LEXINGTON, Ky.—Part of a $1.9 million National Science Foundation grant will pay for Transylvania University students to investigate microbial diversity over summer breaks at Indiana University.
They will work on a project led by researchers from IU and Notre Dame to find out how dormancy contributes to the fact there are so many varieties of these tiny organisms in the world.
“Microbes are the most diverse and abundant group of organisms on earth, and we don’t really understand why,” said Transylvania professor Sarah Bray, who worked with project collaborator and IU professor Jay T. Lennon during a recent sabbatical. Dormancy plays a major role in the life of microbes; in one gram of soil we can find thousands of species of them—and up to 90 percent are inactive.

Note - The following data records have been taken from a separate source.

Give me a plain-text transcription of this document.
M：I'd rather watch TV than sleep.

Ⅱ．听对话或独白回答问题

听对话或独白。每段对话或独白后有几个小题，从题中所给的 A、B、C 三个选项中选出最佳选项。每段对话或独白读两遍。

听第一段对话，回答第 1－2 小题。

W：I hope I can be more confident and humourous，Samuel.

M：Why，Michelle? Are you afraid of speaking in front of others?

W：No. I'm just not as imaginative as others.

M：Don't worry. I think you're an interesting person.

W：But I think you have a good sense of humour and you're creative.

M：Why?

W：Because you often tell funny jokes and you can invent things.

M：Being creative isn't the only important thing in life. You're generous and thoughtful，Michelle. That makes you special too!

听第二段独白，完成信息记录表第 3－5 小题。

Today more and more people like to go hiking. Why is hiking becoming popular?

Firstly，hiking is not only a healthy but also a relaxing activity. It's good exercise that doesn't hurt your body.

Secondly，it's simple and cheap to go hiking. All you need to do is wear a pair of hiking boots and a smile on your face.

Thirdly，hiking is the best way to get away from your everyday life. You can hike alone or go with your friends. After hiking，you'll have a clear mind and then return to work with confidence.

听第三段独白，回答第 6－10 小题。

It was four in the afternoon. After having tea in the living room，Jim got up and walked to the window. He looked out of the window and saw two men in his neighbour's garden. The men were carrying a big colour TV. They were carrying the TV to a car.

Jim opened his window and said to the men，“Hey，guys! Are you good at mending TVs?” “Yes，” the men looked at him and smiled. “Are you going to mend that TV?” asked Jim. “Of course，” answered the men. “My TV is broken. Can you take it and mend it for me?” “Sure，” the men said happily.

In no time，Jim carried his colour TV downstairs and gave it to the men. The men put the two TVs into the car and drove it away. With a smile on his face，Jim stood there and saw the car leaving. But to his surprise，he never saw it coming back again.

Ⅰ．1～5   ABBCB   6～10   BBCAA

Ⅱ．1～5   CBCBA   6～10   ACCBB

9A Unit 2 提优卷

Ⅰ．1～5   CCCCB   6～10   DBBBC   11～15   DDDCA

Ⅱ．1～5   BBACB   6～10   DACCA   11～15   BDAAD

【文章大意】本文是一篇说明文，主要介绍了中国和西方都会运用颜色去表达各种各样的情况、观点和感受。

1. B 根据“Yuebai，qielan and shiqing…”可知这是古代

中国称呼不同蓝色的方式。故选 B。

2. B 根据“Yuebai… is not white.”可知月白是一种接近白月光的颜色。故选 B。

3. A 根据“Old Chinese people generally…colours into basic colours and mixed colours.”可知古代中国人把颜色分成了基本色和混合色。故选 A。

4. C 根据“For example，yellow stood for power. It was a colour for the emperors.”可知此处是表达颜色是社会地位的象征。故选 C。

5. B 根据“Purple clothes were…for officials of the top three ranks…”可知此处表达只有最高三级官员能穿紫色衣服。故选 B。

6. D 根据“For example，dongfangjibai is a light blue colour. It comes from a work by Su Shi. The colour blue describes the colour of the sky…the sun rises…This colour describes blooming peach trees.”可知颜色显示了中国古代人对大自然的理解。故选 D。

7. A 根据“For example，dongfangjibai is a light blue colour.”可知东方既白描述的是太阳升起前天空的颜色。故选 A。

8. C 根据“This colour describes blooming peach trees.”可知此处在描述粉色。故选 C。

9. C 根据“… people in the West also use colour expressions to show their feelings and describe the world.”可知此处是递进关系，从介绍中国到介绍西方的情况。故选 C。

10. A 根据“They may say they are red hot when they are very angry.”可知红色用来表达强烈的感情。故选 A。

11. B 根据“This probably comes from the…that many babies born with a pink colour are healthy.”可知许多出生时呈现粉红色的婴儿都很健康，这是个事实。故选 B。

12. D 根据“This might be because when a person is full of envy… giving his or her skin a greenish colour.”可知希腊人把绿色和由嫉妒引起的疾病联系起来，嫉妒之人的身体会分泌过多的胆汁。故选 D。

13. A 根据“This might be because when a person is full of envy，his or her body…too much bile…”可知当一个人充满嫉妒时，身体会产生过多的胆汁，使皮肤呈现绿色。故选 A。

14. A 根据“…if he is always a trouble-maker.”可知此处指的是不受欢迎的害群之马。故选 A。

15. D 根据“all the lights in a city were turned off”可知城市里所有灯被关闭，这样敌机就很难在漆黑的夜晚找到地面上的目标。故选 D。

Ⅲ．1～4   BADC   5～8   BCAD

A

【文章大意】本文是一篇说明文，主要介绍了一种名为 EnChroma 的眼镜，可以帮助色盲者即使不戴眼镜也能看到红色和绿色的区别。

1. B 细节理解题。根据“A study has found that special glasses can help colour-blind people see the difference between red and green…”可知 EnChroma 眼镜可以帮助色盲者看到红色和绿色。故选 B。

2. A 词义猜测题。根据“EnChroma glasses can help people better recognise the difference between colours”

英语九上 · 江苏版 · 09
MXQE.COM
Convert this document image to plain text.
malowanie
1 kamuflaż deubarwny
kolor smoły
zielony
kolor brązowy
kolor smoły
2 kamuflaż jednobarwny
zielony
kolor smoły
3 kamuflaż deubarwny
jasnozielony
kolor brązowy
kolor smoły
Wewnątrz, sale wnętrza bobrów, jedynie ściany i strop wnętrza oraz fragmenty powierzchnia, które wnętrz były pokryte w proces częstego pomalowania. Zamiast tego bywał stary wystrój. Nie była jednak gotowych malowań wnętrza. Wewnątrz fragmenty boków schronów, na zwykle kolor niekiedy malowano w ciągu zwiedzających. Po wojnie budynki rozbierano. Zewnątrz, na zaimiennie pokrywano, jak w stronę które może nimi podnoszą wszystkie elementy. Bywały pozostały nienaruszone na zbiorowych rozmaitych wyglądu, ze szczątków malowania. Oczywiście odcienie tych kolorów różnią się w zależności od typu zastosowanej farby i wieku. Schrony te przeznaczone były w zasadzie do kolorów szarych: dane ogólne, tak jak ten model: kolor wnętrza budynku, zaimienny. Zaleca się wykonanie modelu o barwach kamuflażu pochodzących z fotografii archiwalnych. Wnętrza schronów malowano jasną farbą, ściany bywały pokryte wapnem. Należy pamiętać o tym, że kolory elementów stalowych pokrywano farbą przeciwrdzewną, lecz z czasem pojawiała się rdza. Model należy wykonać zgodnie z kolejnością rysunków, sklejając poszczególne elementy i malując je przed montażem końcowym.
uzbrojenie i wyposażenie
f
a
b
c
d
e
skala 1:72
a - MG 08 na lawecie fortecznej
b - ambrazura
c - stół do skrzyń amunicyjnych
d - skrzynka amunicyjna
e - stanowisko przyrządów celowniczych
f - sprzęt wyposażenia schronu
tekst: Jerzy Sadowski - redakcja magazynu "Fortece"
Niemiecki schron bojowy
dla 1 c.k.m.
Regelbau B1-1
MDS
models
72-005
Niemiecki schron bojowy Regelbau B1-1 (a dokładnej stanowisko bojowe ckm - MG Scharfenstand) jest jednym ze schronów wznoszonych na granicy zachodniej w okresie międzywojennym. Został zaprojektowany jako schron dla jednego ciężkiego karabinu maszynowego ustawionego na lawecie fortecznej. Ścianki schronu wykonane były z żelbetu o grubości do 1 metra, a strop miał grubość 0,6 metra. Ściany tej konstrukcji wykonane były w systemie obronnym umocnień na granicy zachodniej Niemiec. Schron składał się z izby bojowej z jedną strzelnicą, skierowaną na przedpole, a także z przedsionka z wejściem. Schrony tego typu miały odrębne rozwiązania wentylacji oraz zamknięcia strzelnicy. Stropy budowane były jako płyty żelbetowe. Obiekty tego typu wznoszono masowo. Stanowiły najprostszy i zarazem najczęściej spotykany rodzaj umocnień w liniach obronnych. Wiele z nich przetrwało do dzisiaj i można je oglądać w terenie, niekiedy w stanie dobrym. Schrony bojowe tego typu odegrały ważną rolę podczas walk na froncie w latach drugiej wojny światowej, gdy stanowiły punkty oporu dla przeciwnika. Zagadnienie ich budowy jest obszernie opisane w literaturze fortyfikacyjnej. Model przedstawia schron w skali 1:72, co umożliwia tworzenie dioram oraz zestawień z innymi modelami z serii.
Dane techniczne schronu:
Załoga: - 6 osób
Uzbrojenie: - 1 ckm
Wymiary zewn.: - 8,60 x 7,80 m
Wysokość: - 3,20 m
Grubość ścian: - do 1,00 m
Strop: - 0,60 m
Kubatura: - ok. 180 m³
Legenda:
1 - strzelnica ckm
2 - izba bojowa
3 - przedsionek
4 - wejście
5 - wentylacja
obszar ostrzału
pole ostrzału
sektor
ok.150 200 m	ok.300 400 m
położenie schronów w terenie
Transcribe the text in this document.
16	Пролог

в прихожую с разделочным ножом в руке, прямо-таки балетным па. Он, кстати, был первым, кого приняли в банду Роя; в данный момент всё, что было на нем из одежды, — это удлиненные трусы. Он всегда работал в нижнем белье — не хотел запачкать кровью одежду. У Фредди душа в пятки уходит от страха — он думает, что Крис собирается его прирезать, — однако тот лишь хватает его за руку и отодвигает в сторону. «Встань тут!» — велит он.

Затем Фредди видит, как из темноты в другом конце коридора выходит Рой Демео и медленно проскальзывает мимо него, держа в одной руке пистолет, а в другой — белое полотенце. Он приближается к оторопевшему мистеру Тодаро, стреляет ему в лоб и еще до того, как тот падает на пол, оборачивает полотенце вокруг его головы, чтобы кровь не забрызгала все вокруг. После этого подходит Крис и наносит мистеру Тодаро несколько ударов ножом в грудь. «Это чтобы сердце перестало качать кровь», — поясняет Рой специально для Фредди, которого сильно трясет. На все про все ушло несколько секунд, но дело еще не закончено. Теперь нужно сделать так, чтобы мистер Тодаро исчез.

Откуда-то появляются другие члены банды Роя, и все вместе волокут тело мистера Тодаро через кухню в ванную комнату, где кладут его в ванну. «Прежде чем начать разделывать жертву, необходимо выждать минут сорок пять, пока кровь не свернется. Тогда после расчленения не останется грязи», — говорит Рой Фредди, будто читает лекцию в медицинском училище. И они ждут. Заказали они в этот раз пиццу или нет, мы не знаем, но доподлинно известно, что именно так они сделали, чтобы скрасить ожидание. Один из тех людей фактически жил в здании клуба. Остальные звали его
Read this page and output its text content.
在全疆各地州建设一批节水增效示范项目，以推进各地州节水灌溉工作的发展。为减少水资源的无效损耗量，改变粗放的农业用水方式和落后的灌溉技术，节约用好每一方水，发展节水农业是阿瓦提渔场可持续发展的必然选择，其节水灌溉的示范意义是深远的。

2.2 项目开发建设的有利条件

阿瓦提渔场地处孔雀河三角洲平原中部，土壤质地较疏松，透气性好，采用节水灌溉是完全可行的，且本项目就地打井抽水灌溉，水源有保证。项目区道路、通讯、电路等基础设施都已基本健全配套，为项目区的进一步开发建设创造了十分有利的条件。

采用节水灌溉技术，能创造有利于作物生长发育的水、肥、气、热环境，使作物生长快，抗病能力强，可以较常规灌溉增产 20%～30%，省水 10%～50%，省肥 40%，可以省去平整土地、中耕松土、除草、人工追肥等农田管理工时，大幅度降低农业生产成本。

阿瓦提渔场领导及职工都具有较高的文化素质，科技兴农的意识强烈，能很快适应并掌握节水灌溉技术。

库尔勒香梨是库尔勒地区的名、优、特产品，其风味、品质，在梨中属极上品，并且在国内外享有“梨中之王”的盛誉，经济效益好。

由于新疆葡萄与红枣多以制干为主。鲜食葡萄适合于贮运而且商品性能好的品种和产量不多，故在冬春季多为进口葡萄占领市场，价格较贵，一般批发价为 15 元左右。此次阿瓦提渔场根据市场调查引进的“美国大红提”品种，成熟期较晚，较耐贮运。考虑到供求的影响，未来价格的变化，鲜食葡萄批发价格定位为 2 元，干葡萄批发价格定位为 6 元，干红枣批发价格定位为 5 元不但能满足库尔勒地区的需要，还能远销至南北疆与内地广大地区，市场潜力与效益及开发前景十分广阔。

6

To help explore this factor in microbial diversity, two Transylvania students will work in Lennon’s lab each summer for five years beginning next year. Their work will be paid for by $50,000 of the larger grant from the NSF Dimensions of Biodiversity Program.
Depending on their backgrounds and interests, these students could perform tasks such as molecular work; DNA sequencing; growing microbes in petri dishes; and computer modeling.
The project will give Transylvania students access to the equipment of a top research university; a chance to use these particular tools is rare opportunity for any undergraduate student.
And true to Transylvania’s liberal arts emphasis on multidisciplinary study, not just biology majors are expected to participate. Math and computer science students, for instance, may take part too.
When they return from IU, these students will expand on and share what they’ve learned. “They won’t just stop that research at the end of the summer, because they’re going to come back to Transylvania and continue their projects, working with me and mentoring other students,” Bray said.